There were many factors that inﬂuenced AA in the early days, and we will mention a few of the signiﬁcant ones. Bill Wilson, AA’s cofounder, after struggling with alcohol for years was visited by a former drinking buddy, Ebby T., who said he had gotten sober by using religion. Ebby had been helped by Rowland H., who had been told he was a hopeless alcoholic by Carl Jung, the famous Swiss psychiatrist. Dr. Jung, however, said he had occasionally seen such men saved by a miraculous religious conversion.

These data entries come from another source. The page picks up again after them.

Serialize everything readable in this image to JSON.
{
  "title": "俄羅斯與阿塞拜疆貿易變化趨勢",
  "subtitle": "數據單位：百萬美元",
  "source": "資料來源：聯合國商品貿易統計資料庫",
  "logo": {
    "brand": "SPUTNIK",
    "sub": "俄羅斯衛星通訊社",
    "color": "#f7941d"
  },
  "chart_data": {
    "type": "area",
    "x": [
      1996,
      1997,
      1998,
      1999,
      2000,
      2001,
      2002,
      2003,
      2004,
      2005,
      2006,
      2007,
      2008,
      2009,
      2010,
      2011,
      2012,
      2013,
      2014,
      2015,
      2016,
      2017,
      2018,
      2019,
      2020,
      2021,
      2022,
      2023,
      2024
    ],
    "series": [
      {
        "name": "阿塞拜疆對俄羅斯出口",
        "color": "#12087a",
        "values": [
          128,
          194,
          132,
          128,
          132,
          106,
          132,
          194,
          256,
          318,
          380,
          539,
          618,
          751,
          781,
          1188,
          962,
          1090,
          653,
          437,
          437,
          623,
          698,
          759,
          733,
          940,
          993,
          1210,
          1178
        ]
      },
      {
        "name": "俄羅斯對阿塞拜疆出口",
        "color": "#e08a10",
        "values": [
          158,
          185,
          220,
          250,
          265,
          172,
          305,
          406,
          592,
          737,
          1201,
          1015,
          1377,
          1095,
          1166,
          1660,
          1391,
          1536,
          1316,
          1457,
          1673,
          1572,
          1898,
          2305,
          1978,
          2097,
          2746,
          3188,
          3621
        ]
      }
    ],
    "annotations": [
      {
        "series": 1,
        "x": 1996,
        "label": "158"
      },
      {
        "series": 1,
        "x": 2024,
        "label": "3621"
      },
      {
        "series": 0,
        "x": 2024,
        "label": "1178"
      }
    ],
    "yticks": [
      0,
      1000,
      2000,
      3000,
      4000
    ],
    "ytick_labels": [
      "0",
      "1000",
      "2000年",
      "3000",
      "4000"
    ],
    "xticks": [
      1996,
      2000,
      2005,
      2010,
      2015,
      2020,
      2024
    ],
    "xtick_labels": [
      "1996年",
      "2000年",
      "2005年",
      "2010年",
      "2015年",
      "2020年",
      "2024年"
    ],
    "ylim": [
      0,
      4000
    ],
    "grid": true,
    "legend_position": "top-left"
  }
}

Rowland H. joined the Oxford Group, a nondenominational evangelical group that sought the spirit of ﬁrst century Christianity. He got sober and tried to help other alcoholics by using Oxford Group principles, which became a foundation for the development of AA’s Twelve-Step recovery plan. Those principles involved a self-survey, confession, restitution, and the giving of oneself in service to others. See the module on History of Twelve-Step groups for more historical perspective.
Bill Wilson stayed sober several months, attending Oxford Group meetings and trying to help other alcoholics sober up. It was in Akron, Ohio, in May 1935, that he met Dr. Robert H. Smith, known fondly to AA members as Dr. Bob, AA’s cofounder. Bill, that night in May, wanting to drink, called a clergyman looking for another alcoholic to help and. was led to Dr. Bob. What was supposed to be a ﬁfteen-minute meeting lasted over four hours. What impressed Dr. Bob was sensing that Bill had suffered just as he had, and more important, that Bill needed him as much as he needed Bill. Dr. Bob had his last drink on June 10, 1935, which is celebrated today as AA’s birthday.
Carrying the Message
The key to the success of AA is that an alcoholic who has found a solution to the malady carries the message of recovery to another suffering alcoholic. From that time in Ohio in 1935, the message of recovery has spread to millions of alcoholics throughout the world.
The Big Book
Alcoholics Anonymous, published in 1939 and known as the Big Book, is the textbook of recovery for alcoholics. An individual learns about AA’s Twelve Steps of recovery by reading the Big Book, attending AA meetings, and talking to other alcoholics. The program is a spiritual one, where a person ﬁnds a Higher Power to help with their life, and learns to live a life based on spiritual principles. A basic premise is the powerlessness to quit drinking on one’s will power. Since alcoholism affects one’s whole being, AA says recovery must be physical, mental, and spiritual.
Steps & Traditions
AA spent its early years struggling to make the program and fellowship most effective. Out of the struggles evolved the Twelve Steps, the Twelve Traditions, and the Preamble that states what AA is. The Steps tell how individual members get and stay sober, and the Traditions describe how the fellowship stays healthy. These are explained in greater detail in other modules in this manual.
Today AA has over a hundred thousand groups and about 2 million members (in 2006), a World Service Office, and a publishing company. Individual members participate for one reason: to stay sober and to carry the message of recovery to those who still suffer. In doing so they put aside personal desire for power and control, prejudice, individual preferences and annoyances, all to share in the gift of the great joy of recovery.